A big part of it is having the time. If I know I only have an hour, I will just be beating my head against the wall racing against the clock. A lot of it is just having the right environment, constraints, and context to get creative which is tricky when there are a million things going on.
I’ve gone through phases. I’ve been into it since I was a kid. I’ve always wanted to make my own things even when I had a guitar teacher. He asked me what song I wanted to learn and I told him I didn’t want to learn a song. I wanted to learn how to make them. I vaguely remember as a kid imagining being on the Tonight Show and also reality checking and knowing I have to do my thing.
I’m trying to think about it because I feel like it is important to know where you’re headed. I think I am always asking myself what I want, what I am doing, and where I am going. I am realizing now at 31 there is no final answer. It’s a good thing. It’s always valuable to try and answer the question. I want to keep making cooler stuff. Yeah, just more cool stuff.

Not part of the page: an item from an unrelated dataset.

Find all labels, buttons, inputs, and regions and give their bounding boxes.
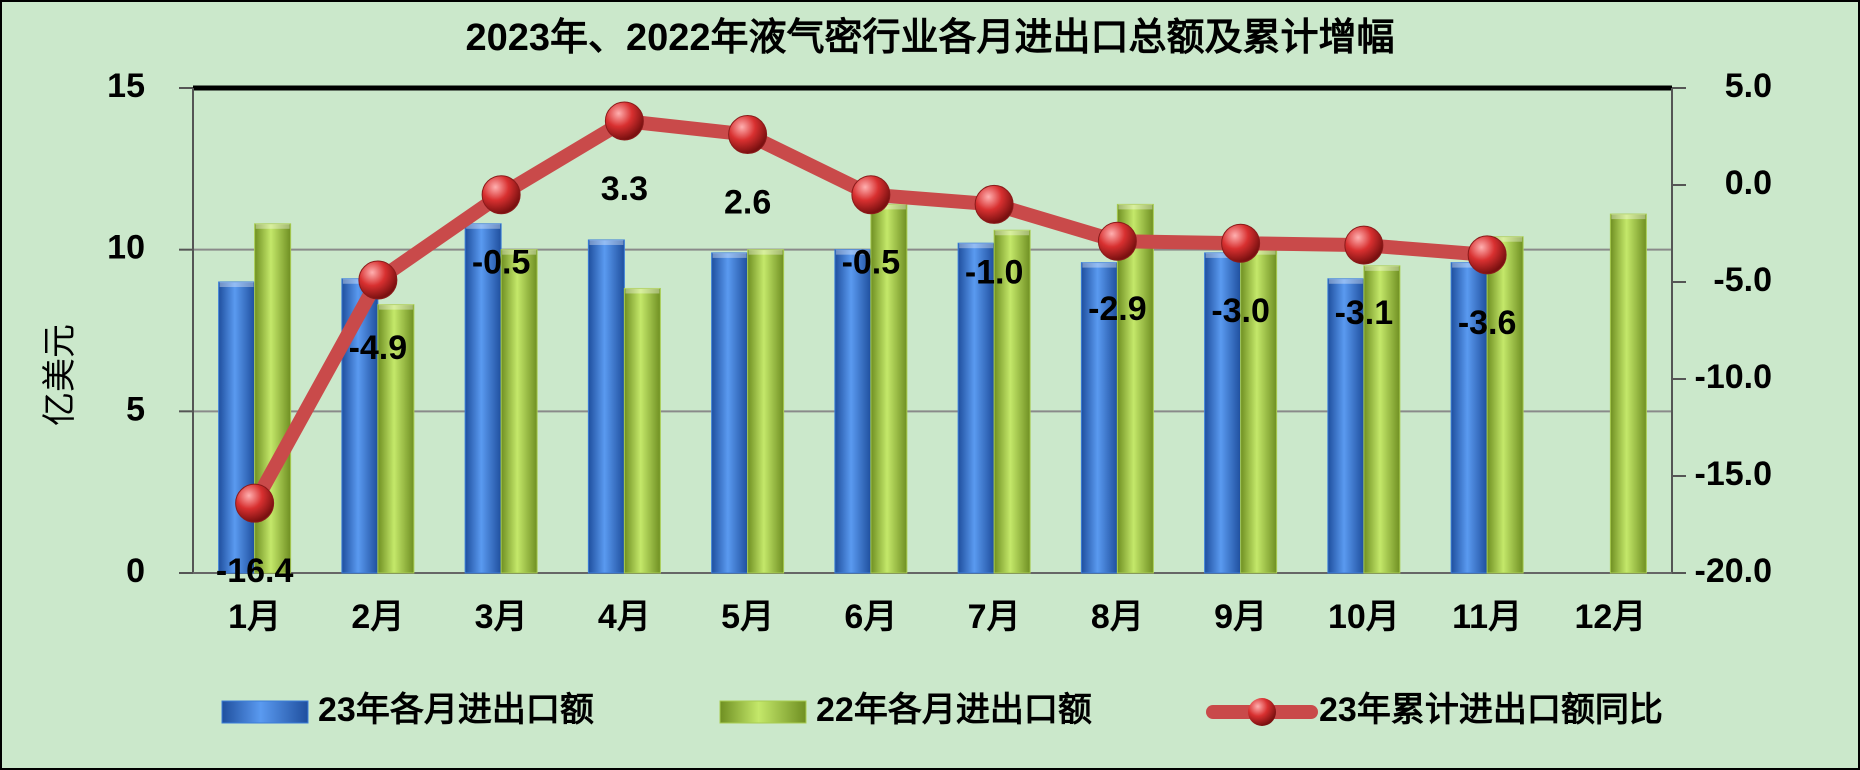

I’ve been streaming every week on YouTube, and I plan on continuing that. It’s a lot of fun and cool to hang out with people in the chat. I’ll be working on new songs. I’m writing with Charlotte Cardin for her next project which is really fun.
That’s a good question. I don’t know how to rest. When there is free time I’m always questioning what I should be doing and what should be done. I love programming. It’s sick because, unlike music, it either works or it doesn’t. You always get that answer. Music you’re always like, “Is it good? I don’t know.” Programming is fun because it’s a different level of creativity.